Piotr Januszewski
Piotr Januszewski

Reputation: 115

How to store best models checkpoints, not only newest 5, in Tensorflow Object Detection API?

I'm training MobileNet on WIDER FACE dataset and I encountered problem I couldn't solve. TF Object Detection API stores only last 5 checkpoints in train dir, but what I would like to do, is to save best models relative to mAP metric (or at least leave many more models in train dir before deletion). For example, today I've looked at Tensorboard after next night of training and I see that overnight model has over-fitted and I can't restore best checkpoint, because it was deleted already.

EDIT: I just use Tensorflow Object Detection API, it by default saves last 5 checkpoints in train dir which I point. I look for some configuration parameter or anything that will change this behavior.

Has anyone have some fix in code/config param to set/workaround for that? It seems like I'm missing something, it should be obvious that what's in fact important is the best model, not the newest one (which can overfit).

Thanks!

Upvotes: 9

Views: 13279

Answers (5)

Vignesh Kathirkamar
Vignesh Kathirkamar

Reputation: 147

For saving more checkpoints, you can write a simple python script that will store the checkpoints in a timely manner to a specific.

import os
import shutil
import time

while True:
    
    training_file = '/home/vignesh/training' # path of your train directory
    archive_file = 'home/vignesh/training/archive' #path of the directory where you want to save your checkpoints
    files_to_save = []

    for files in os.listdir(training_file):
        
        if files.rsplit('.')[0]=='model':
            
            files_to_save.append(files)

    for files in files_to_save:
        if files in os.listdir(archive_file):
            pass
        else:
            shutil.copy2(training_file+'/'+files,archive_file)
    time.sleep(600) # This will make the script run for every 600 seconds, modify it for your need

Upvotes: 0

Ravi Sharma
Ravi Sharma

Reputation: 60

You can follow up this PR. Here your best checkpoint is saved within your checkpoint directory, sub-directory named as best.

You just need to integrate the best_saver() and (method call in _run_checkpoint_once()) inside ../object_detection/eval_util.py

Additionally it will also create a json for all_evaluation_metrices.

Upvotes: 1

David de la Iglesia
David de la Iglesia

Reputation: 2534

You can modify (hardcoding in your fork or opening a pull request and adding the options to protos) the arguments passed to tf.train.Saver in:

https://github.com/tensorflow/models/blob/master/research/object_detection/legacy/trainer.py#L376-L377

You will probably want to set:

  • max_to_keep: Maximum number of recent checkpoints to keep.

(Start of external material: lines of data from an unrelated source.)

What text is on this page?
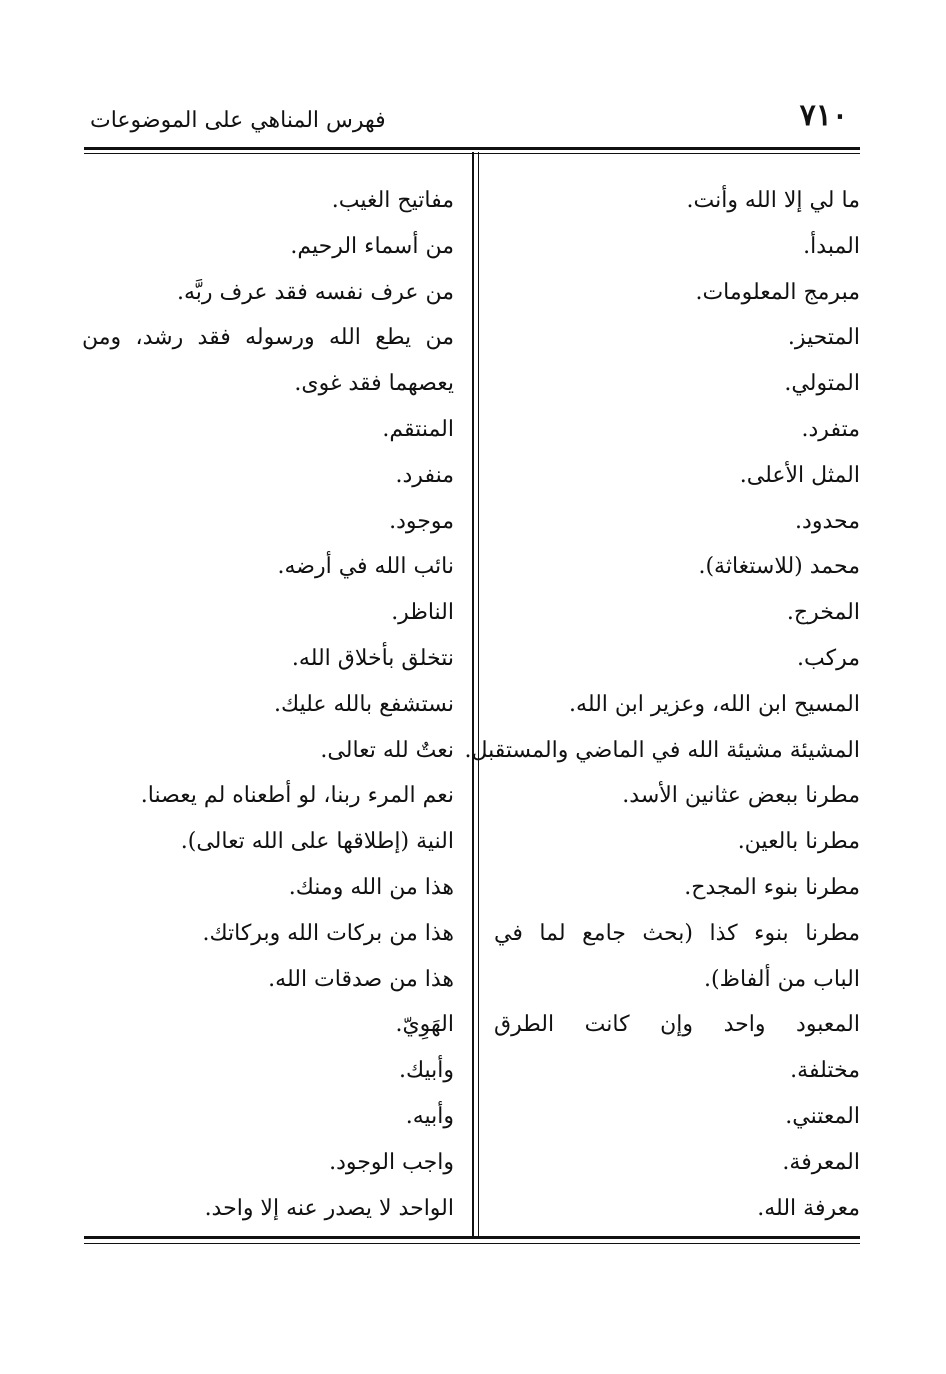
٧١٠
فهرس المناهي على الموضوعات
ما لي إلا الله وأنت.
المبدأ.
مبرمج المعلومات.
المتحيز.
المتولي.
متفرد.
المثل الأعلى.
محدود.
محمد (للاستغاثة).
المخرج.
مركب.
المسيح ابن الله، وعزير ابن الله.
المشيئة مشيئة الله في الماضي والمستقبل.
مطرنا ببعض عثانين الأسد.
مطرنا بالعين.
مطرنا بنوء المجدح.
مطرنا بنوء كذا (بحث جامع لما في
الباب من ألفاظ).
المعبود واحد وإن كانت الطرق
مختلفة.
المعتني.
المعرفة.
معرفة الله.
مفاتيح الغيب.
من أسماء الرحيم.
من عرف نفسه فقد عرف ربَّه.
من يطع الله ورسوله فقد رشد، ومن
يعصهما فقد غوى.
المنتقم.
منفرد.
موجود.
نائب الله في أرضه.
الناظر.
نتخلق بأخلاق الله.
نستشفع بالله عليك.
نعتٌ لله تعالى.
نعم المرء ربنا، لو أطعناه لم يعصنا.
النية (إطلاقها على الله تعالى).
هذا من الله ومنك.
هذا من بركات الله وبركاتك.
هذا من صدقات الله.
الهَوِيّ.
وأبيك.
وأبيه.
واجب الوجود.
الواحد لا يصدر عنه إلا واحد.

Defaults to 5.
  • keep_checkpoint_every_n_hours: How often to keep checkpoints. Defaults to 10,000 hours.

Upvotes: 6

Yongman Hong
Yongman Hong

Reputation: 45

You can change config.

in run_config.py

class RunConfig(object):
  """This class specifies the configurations for an `Estimator` run."""

  def __init__(self,
           model_dir=None,
           tf_random_seed=None,
           save_summary_steps=100,
           save_checkpoints_steps=_USE_DEFAULT,
           save_checkpoints_secs=_USE_DEFAULT,
           session_config=None,
           keep_checkpoint_max=10,
           keep_checkpoint_every_n_hours=10000,
           log_step_count_steps=100,
           train_distribute=None,
           device_fn=None,
           protocol=None,
           eval_distribute=None,
           experimental_distribute=None):

Upvotes: 3

efont
efont

Reputation: 246

You may be interested by this Tf github thread that tackles the newest/best checkpoint issue. A user developed his own wrapper, chekmate, around tf.Saver to keep track of the best checkpoints.